I tried running Kinopiko's example, except I increased the number of iterations by a factor of 100.
test.c:
#include <stdio.h>
int main ()
{
int i;
for (i = 0; i < 1000000; i++) {
printf ("%d\n", i);
}
return 0;
}
Then I took 10 stackshots (under VC, but you can use pstack). Here are the stackshots:
9 copies of this stack:
NTDLL! 7c90e514()
KERNEL32! 7c81cbfe()
KERNEL32! 7c81cc75()
KERNEL32! 7c81cc89()
_write() line 168 + 57 bytes
_flush() line 162 + 23 bytes
_ftbuf() line 171 + 9 bytes
printf() line 62 + 14 bytes
main() line 7 + 14 bytes
mainCRTStartup() line 206 + 25 bytes
KERNEL32! 7c817077()
1 copy of this stack:
KERNEL32! 7c81cb96()
KERNEL32! 7c81cc75()
KERNEL32! 7c81cc89()
_write() line 168 + 57 bytes
_flush() line 162 + 23 bytes
_ftbuf() line 171 + 9 bytes
printf() line 62 + 14 bytes
main() line 7 + 14 bytes
mainCRTStartup() line 206 + 25 bytes
KERNEL32! 7c817077()
In case it isn't obvious, this tells you that:
mainCRTStartup() line 206 + 25 bytes Cost ~100% of the time
main() line 7 + 14 bytes Cost ~100% of the time
printf() line 62 + 14 bytes Cost ~100% of the time
_ftbuf() line 171 + 9 bytes Cost ~100% of the time
_flush() line 162 + 23 bytes Cost ~100% of the time
_write() line 168 + 57 bytes Cost ~100% of the time
In a nutshell, the program spends ~100% of it's time flushing to disk (or console) the output buffer as part of the printf on line 7.
(What I mean by "Cost of a line" is - it is the fraction of total time spent at the request of that line, and that's roughly the fraction of samples that contain it.
If that line could be made to take no time, such as by removing it, skipping over it, or passing its work off to an infinitely fast coprocessor, that time fraction is how much the total time would shrink. So if the execution of any of these lines of code could be avoided, time would shrink by somewhere in the range of 95% to 100%. If you were to ask "What about recursion?", the answer is It Makes No Difference.)
Now, maybe you want to know something else, like how much time is spent in the loop, for example. To find that out, remove the printf because it's hogging all the time. Maybe you want to know what % of time is spent purely in CPU time, not in system calls. To get that, just throw away any stackshots that don't end in your code.
The point I'm trying to make is if you're looking for things you can fix to make the code run faster, the data gprof gives you, even if you understand it, is almost useless. By comparison, if there is some of your code that is causing more wall-clock time to be spent than you would like, stackshots will pinpoint it.

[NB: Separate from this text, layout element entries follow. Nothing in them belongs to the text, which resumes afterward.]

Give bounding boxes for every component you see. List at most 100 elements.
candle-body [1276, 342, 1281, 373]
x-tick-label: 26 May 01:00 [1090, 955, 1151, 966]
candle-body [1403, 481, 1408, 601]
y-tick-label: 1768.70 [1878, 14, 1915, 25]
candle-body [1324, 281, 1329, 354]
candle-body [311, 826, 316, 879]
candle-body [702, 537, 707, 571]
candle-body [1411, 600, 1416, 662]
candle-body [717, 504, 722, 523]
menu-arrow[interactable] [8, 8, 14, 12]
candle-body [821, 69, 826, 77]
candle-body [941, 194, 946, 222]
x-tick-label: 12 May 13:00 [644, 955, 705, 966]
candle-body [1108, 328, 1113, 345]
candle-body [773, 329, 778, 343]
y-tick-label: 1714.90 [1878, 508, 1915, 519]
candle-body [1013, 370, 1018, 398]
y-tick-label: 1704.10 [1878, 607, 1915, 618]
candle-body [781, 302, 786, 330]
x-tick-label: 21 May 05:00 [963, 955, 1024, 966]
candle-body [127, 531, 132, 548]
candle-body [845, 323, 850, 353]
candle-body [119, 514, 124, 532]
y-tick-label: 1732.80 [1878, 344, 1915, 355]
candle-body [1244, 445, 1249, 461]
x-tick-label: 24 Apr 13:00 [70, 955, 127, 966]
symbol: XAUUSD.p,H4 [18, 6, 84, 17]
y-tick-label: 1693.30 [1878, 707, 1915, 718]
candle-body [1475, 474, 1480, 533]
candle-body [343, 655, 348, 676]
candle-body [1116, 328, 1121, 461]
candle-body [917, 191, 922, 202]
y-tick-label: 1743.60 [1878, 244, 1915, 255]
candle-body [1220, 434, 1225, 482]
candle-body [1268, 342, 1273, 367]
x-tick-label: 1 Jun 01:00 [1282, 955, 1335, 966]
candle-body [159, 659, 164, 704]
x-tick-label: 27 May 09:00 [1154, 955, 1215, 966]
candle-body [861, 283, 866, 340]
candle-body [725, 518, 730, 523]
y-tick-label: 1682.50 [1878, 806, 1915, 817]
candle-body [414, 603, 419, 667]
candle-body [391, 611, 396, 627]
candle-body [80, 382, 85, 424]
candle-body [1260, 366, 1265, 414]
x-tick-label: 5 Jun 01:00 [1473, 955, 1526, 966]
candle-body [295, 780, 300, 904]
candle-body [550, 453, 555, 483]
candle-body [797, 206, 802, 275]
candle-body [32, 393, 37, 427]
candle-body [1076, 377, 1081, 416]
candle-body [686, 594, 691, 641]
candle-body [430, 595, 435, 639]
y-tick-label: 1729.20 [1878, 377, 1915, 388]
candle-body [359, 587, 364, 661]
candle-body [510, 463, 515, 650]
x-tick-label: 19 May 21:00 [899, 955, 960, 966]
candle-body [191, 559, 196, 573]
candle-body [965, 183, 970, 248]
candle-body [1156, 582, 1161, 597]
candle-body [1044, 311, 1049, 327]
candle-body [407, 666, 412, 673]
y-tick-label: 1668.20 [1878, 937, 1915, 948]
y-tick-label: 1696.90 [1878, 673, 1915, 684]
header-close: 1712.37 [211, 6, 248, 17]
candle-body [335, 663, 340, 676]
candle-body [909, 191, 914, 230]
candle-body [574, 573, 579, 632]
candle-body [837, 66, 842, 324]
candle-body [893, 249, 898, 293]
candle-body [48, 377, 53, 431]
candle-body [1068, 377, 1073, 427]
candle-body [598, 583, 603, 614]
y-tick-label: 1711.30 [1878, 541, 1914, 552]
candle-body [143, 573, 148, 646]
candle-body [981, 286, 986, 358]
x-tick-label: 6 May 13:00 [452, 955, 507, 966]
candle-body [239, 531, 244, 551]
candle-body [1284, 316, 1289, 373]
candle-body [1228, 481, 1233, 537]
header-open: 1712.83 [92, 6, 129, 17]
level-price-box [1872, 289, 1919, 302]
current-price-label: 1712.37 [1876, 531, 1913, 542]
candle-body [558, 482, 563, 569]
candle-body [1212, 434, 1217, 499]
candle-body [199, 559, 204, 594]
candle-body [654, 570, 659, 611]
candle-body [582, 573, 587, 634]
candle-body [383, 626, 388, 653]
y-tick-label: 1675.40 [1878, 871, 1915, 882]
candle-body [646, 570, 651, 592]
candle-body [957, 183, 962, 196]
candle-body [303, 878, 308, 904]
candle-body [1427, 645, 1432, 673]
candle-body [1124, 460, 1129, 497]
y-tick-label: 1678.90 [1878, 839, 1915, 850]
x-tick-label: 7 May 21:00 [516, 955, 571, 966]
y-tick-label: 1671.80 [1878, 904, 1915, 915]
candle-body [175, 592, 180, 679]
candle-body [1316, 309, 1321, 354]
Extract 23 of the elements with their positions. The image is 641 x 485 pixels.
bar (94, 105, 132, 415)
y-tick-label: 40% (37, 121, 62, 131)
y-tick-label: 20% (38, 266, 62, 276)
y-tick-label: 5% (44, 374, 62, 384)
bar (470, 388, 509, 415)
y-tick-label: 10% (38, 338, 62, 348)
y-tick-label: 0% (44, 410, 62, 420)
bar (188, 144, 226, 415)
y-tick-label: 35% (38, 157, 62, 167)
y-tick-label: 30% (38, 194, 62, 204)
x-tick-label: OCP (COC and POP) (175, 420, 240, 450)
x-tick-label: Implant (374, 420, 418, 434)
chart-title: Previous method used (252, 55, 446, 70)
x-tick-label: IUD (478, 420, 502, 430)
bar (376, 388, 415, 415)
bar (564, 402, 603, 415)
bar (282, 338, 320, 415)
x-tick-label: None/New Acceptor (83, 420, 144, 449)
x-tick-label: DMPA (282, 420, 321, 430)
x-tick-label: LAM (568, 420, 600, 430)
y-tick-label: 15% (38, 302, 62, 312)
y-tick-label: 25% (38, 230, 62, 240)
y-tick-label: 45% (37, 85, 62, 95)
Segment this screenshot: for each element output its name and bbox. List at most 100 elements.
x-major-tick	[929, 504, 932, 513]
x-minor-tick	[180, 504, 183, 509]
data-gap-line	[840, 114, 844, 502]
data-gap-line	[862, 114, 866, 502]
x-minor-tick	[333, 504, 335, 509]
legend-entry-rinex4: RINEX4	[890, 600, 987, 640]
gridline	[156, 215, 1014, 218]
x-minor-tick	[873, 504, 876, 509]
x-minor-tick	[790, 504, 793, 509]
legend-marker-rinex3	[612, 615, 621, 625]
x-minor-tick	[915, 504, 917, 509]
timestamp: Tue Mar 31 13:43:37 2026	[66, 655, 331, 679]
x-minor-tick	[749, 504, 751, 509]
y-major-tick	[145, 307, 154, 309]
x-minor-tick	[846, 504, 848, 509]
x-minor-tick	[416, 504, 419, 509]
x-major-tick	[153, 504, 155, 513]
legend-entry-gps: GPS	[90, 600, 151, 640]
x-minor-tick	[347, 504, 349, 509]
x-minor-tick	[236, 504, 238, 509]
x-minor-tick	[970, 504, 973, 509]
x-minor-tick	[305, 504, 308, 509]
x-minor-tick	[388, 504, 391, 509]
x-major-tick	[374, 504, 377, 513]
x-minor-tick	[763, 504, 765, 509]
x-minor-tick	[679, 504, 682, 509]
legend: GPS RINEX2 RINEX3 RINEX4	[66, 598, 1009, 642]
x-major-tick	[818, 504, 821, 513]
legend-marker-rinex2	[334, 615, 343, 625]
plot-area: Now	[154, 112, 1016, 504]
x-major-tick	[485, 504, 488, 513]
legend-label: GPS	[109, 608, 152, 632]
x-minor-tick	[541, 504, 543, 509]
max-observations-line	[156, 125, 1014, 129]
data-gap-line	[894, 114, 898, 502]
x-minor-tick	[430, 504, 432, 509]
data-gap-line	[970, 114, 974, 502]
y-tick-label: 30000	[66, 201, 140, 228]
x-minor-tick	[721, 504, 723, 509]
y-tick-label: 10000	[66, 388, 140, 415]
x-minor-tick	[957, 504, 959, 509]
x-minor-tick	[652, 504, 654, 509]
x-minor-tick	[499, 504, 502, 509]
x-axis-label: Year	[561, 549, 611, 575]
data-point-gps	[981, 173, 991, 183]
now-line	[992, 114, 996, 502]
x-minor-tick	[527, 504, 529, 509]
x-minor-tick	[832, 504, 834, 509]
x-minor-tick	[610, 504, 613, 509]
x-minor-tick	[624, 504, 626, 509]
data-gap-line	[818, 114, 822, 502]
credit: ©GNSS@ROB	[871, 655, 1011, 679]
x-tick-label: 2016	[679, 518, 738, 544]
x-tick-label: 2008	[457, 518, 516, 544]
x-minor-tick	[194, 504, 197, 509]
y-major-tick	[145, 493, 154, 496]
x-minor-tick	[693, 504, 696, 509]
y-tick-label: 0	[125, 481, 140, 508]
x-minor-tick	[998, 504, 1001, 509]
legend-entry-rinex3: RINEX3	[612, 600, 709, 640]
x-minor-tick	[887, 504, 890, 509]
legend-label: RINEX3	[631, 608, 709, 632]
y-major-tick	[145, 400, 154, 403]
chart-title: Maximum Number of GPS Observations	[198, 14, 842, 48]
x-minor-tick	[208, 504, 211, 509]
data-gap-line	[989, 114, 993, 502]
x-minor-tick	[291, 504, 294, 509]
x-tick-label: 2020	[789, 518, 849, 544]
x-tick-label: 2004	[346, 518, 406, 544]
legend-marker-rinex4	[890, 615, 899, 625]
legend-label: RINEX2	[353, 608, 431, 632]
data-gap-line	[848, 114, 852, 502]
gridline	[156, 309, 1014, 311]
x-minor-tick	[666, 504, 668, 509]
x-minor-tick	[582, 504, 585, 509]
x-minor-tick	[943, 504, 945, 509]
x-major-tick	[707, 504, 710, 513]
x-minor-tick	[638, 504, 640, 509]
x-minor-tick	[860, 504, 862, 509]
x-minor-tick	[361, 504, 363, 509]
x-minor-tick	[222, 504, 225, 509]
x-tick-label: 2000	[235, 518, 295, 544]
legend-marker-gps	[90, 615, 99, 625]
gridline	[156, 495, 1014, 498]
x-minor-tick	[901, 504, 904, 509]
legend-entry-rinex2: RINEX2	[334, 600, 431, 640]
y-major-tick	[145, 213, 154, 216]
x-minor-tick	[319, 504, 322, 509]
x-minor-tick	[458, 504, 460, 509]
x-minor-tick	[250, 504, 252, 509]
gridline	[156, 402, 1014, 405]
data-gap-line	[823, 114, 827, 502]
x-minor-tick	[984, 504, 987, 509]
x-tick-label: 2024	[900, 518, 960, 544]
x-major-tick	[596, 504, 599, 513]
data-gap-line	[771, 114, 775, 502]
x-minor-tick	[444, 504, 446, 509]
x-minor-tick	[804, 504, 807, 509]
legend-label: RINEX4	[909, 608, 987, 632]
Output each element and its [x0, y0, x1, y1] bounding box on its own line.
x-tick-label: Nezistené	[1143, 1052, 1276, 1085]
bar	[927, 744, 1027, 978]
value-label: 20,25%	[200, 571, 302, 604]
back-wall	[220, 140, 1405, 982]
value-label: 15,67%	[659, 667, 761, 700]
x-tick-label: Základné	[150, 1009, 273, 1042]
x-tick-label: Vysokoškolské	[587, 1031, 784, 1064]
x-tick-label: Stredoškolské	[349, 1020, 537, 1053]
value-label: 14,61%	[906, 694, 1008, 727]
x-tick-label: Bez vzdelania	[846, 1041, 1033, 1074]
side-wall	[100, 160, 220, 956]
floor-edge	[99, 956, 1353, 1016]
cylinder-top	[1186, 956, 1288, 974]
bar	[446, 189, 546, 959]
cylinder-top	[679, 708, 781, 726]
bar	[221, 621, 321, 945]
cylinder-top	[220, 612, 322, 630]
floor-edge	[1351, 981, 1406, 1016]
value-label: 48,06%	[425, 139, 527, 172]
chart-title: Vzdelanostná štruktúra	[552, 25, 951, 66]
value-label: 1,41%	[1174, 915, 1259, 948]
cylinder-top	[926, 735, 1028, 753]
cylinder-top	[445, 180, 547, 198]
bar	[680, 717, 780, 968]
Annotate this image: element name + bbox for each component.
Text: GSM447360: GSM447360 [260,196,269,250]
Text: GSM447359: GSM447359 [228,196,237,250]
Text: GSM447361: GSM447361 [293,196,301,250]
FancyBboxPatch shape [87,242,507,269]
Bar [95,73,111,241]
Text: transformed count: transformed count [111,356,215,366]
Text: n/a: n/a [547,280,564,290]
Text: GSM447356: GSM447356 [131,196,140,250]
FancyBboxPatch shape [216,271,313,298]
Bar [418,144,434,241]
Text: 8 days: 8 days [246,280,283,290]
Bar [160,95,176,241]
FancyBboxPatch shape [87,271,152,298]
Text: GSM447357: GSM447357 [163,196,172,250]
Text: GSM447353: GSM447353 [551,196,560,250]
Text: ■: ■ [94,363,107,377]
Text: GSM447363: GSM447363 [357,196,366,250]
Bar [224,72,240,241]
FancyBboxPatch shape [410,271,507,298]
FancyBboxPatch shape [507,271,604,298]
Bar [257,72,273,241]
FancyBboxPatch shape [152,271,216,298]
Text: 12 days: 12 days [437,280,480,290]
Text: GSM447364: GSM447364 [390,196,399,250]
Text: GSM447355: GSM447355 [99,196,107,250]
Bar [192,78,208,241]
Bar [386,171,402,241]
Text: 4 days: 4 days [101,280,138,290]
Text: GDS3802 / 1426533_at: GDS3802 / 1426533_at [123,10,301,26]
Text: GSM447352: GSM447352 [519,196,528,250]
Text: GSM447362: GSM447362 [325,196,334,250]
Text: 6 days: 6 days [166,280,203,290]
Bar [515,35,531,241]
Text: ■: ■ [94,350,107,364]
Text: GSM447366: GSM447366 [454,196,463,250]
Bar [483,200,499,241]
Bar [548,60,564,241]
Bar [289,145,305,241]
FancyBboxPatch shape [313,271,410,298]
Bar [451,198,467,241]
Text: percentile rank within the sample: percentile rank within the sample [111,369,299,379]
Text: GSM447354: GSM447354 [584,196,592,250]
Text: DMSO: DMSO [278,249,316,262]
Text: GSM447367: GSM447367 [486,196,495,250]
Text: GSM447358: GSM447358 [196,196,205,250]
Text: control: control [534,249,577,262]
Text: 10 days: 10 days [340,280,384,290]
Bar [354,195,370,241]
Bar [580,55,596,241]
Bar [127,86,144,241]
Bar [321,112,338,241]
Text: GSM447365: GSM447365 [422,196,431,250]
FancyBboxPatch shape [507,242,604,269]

One gotcha with gprof: it doesn't work with code in dynamically-linked libraries. For that, you need to use sprof. See this answer: gprof : How to generate call graph for functions in shared library that is linked to main program
First compile you application with -g, and check what CPU counters are you using.
If your application runs very quick than gprof could just miss all events or less that required (reduce the number of events to read).
Actually profiling should show you CPU_CLK_UNHALTED or INST_RETIRED events without any special switches. But with such data you'll be able only to say how well your code it performing: INST_RETIRED/CPU_CLK_UNHALTED.
Try to use Intel VTune profiler - it's free for 30 days and for education.